二つの主要シグナリング経路は妊娠子宮内膜群と非妊娠子宮内膜群の間で異なる
発現低下が妊娠と関連している遺伝子のうち、最も大きな比率を占める生物学的経路はＨＧＦおよびＦＧＦシグナリングであった。それらには、ＨＧＦ（x-1.8、FDR<0.0001）、ＦＧＦ１８（x-1.8、FDR<0.0001）、ＦＧＦＢＰ１（x-3.9、FDR<0.0001）、およびＭＥＴ（x-2.1、FDR<0.0001）が含まれていた。

実施例２：
本発明者らは、調節性過排卵誘起後の患者の子宮内膜受容性を評価するために前向き研究を行って本発明による診断検査の関連性を検証した。

試験対象集団には、ＩＶＦ／ＩＣＳＩ手法を受けているＣＯＳ下の全ての患者を含めた。
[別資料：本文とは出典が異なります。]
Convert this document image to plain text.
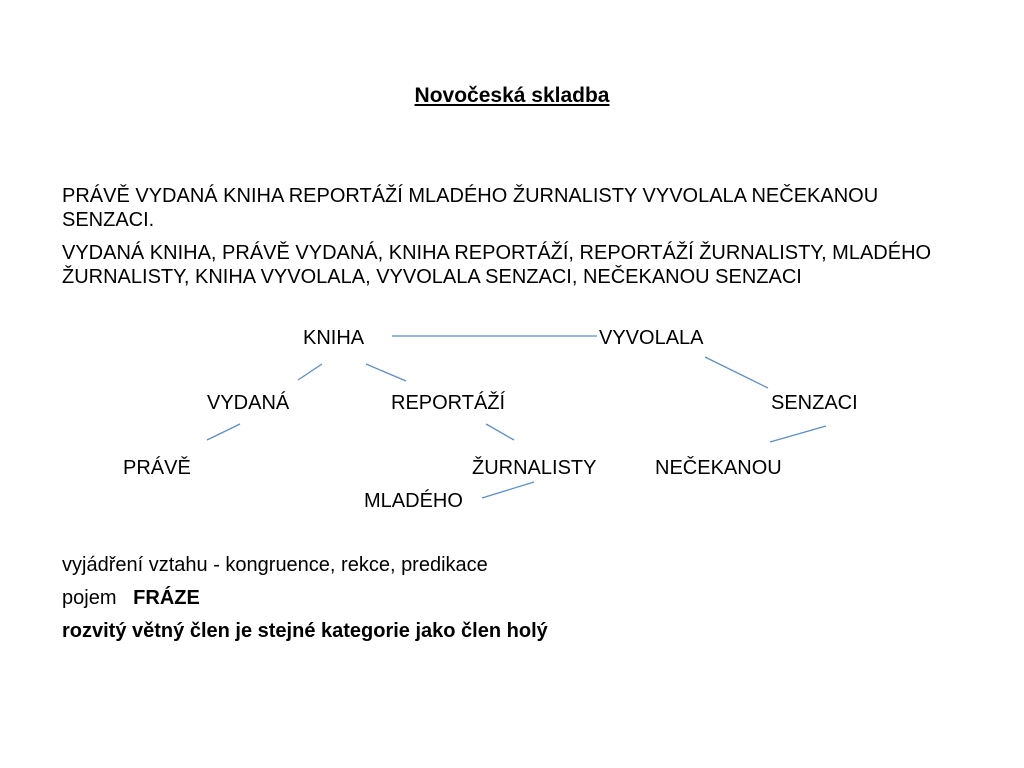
Novočeská skladba
PRÁVĚ VYDANÁ KNIHA REPORTÁŽÍ MLADÉHO ŽURNALISTY VYVOLALA NEČEKANOU SENZACI.
VYDANÁ KNIHA, PRÁVĚ VYDANÁ, KNIHA REPORTÁŽÍ, REPORTÁŽÍ ŽURNALISTY, MLADÉHO ŽURNALISTY, KNIHA VYVOLALA, VYVOLALA SENZACI, NEČEKANOU SENZACI
KNIHA	VYVOLALA
VYDANÁ	REPORTÁŽÍ	SENZACI
PRÁVĚ	ŽURNALISTY	NEČEKANOU
MLADÉHO
vyjádření vztahu - kongruence, rekce, predikace
pojem FRÁZE
rozvitý větný člen je stejné kategorie jako člen holý
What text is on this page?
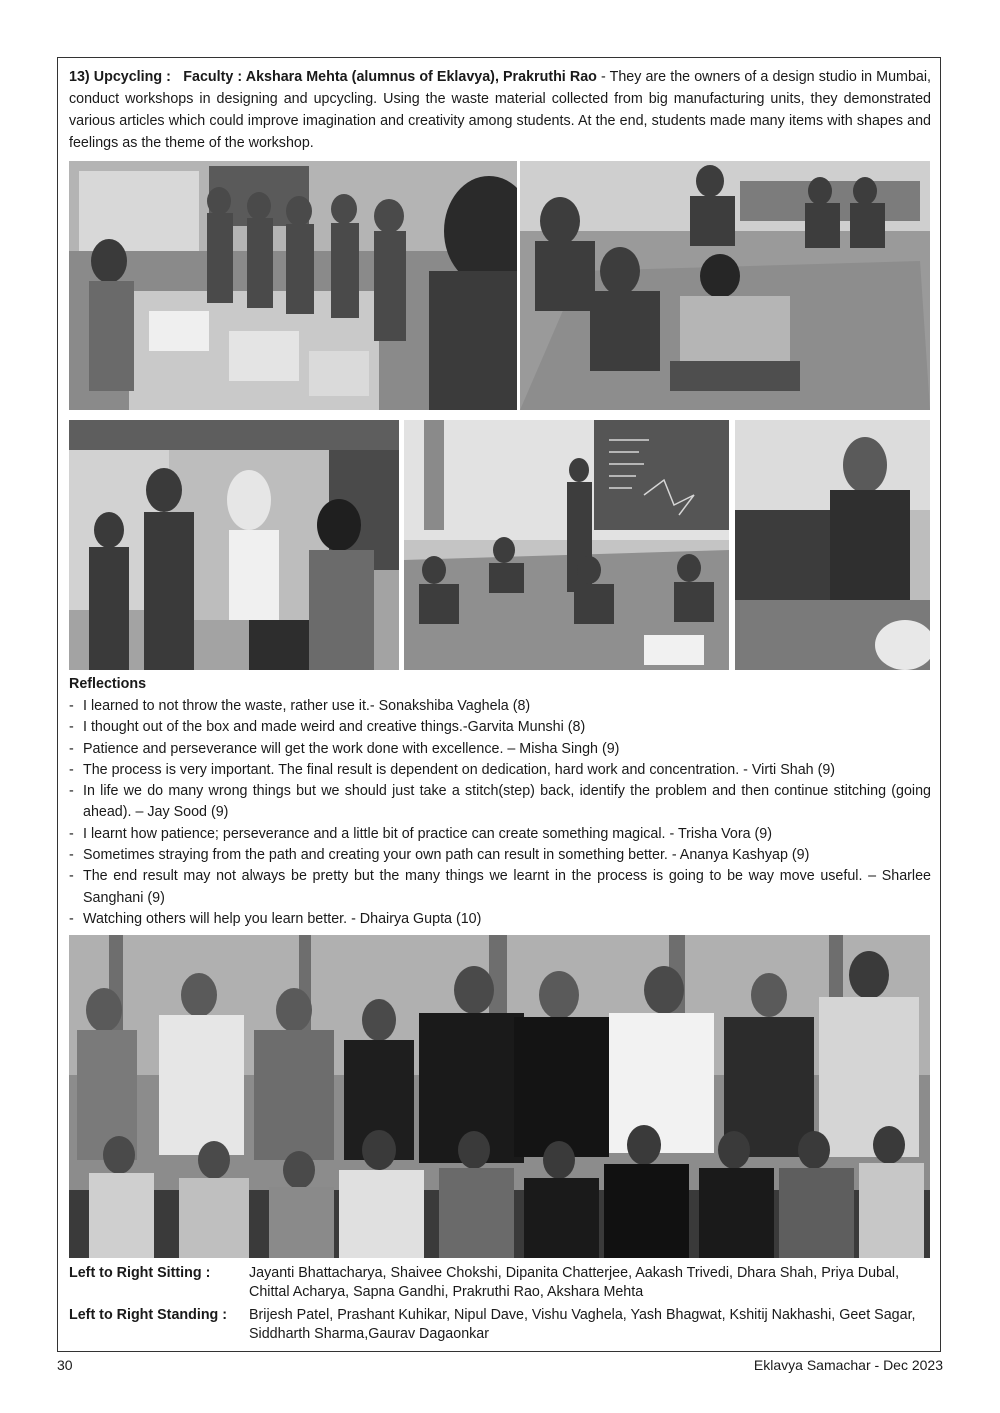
13) Upcycling : Faculty : Akshara Mehta (alumnus of Eklavya), Prakruthi Rao - They are the owners of a design studio in Mumbai, conduct workshops in designing and upcycling. Using the waste material collected from big manufacturing units, they demonstrated various articles which could improve imagination and creativity among students. At the end, students made many items with shapes and feelings as the theme of the workshop.

Reflections
- I learned to not throw the waste, rather use it.- Sonakshiba Vaghela (8)
- I thought out of the box and made weird and creative things.-Garvita Munshi (8)
- Patience and perseverance will get the work done with excellence. – Misha Singh (9)
- The process is very important. The final result is dependent on dedication, hard work and concentration. - Virti Shah (9)
- In life we do many wrong things but we should just take a stitch(step) back, identify the problem and then continue stitching (going ahead). – Jay Sood (9)
- I learnt how patience; perseverance and a little bit of practice can create something magical. - Trisha Vora (9)
- Sometimes straying from the path and creating your own path can result in something better. - Ananya Kashyap (9)
- The end result may not always be pretty but the many things we learnt in the process is going to be way move useful. – Sharlee Sanghani (9)
- Watching others will help you learn better. - Dhairya Gupta (10)
Left to Right Sitting :	Jayanti Bhattacharya, Shaivee Chokshi, Dipanita Chatterjee, Aakash Trivedi, Dhara Shah, Priya Dubal, Chittal Acharya, Sapna Gandhi, Prakruthi Rao, Akshara Mehta
Left to Right Standing :	Brijesh Patel, Prashant Kuhikar, Nipul Dave, Vishu Vaghela, Yash Bhagwat, Kshitij Nakhashi, Geet Sagar, Siddharth Sharma,Gaurav Dagaonkar
30	Eklavya Samachar - Dec 2023
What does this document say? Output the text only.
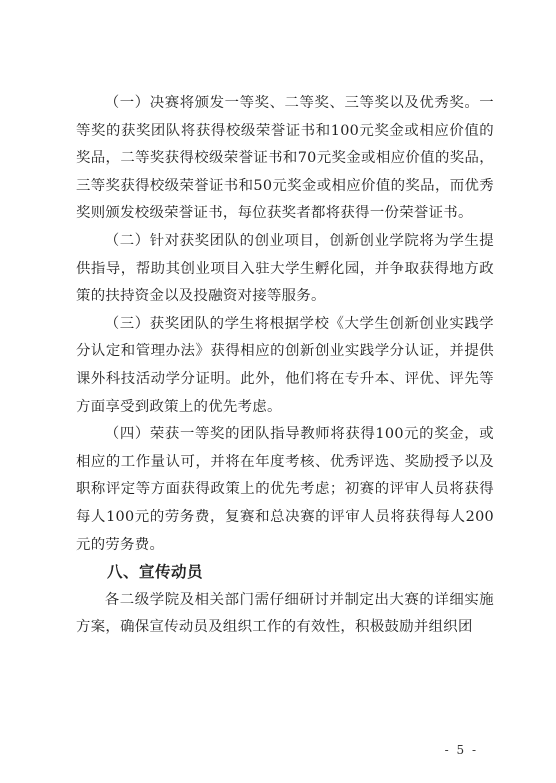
（一）决赛将颁发一等奖、二等奖、三等奖以及优秀奖。一等奖的获奖团队将获得校级荣誉证书和100元奖金或相应价值的奖品，二等奖获得校级荣誉证书和70元奖金或相应价值的奖品，三等奖获得校级荣誉证书和50元奖金或相应价值的奖品，而优秀奖则颁发校级荣誉证书，每位获奖者都将获得一份荣誉证书。

（二）针对获奖团队的创业项目，创新创业学院将为学生提供指导，帮助其创业项目入驻大学生孵化园，并争取获得地方政策的扶持资金以及投融资对接等服务。

（三）获奖团队的学生将根据学校《大学生创新创业实践学分认定和管理办法》获得相应的创新创业实践学分认证，并提供课外科技活动学分证明。此外，他们将在专升本、评优、评先等方面享受到政策上的优先考虑。

（四）荣获一等奖的团队指导教师将获得100元的奖金，或相应的工作量认可，并将在年度考核、优秀评选、奖励授予以及职称评定等方面获得政策上的优先考虑；初赛的评审人员将获得每人100元的劳务费，复赛和总决赛的评审人员将获得每人200元的劳务费。

八、宣传动员

各二级学院及相关部门需仔细研讨并制定出大赛的详细实施方案，确保宣传动员及组织工作的有效性，积极鼓励并组织团

- 5 -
本発明による方法は、本発明者らが卵母細胞回収日に得られた子宮内膜生検試料での定量ＲＴ−ＰＣＲを用いて検証した。

患者の子宮内膜生検試料中の本発明の１５個の遺伝子の発現レベルを測定し、本発明の１５個の遺伝子の発現レベルの平均を計算し、陰性対照（非妊娠患者）および陽性対照（妊娠患者）の子宮内膜生検試料中の該遺伝子の発現レベルと比較した。

結果から、本発明の遺伝子の発現低下は子宮内膜が受容性であることを示し（図２）、本発明の遺伝子の過剰発現は子宮内膜が非受容性であることを示す（図３）ことが実証された。本発明の遺伝子は、調節性過排卵誘起後の子宮内膜受容性の予測値を示す。

参考文献：
本出願を通じて、本発明が属する技術分野の現状を様々な参考文献が説明している。これらの参考文献の開示は、これによって参照により本開示に組み入れられる。

Claims

調節性過排卵誘起後の患者の子宮内膜受容性を評価するための方法であって、該患者から得られた子宮内膜生検試料中の、１５個の遺伝子より選択される少なくとも１個の遺伝子の発現レベルを測定することから成る工程を含み、該遺伝子が、ＦＧＦＢＰ１、ＭＵＣ２０、ＴＭＰＲＳＳ３、ＰＲＵＮＥ２、ＨＥＳ２、ＭＧＳＴ１、ＥＲＲＦＩ１、ＥＤＮ１、ＳＬＣ１７Ａ７、ＭＥＴ、ＣＰＴ１Ｂ、ＤＣＤＣ２、ＬＲＲＣ３９、ＩＬ１８ＲＡＰ、およびＦＯＸＰ１である方法。
子宮内膜生検試料中の遺伝子の発現レベルを対照試料と比較することから成る工程をさらに含む方法であって、子宮内膜生検試料と対照試料の間の遺伝子の発現レベルにおける差を検出することが、子宮内膜が受容性であるか否かを示す、請求項１記載の方法。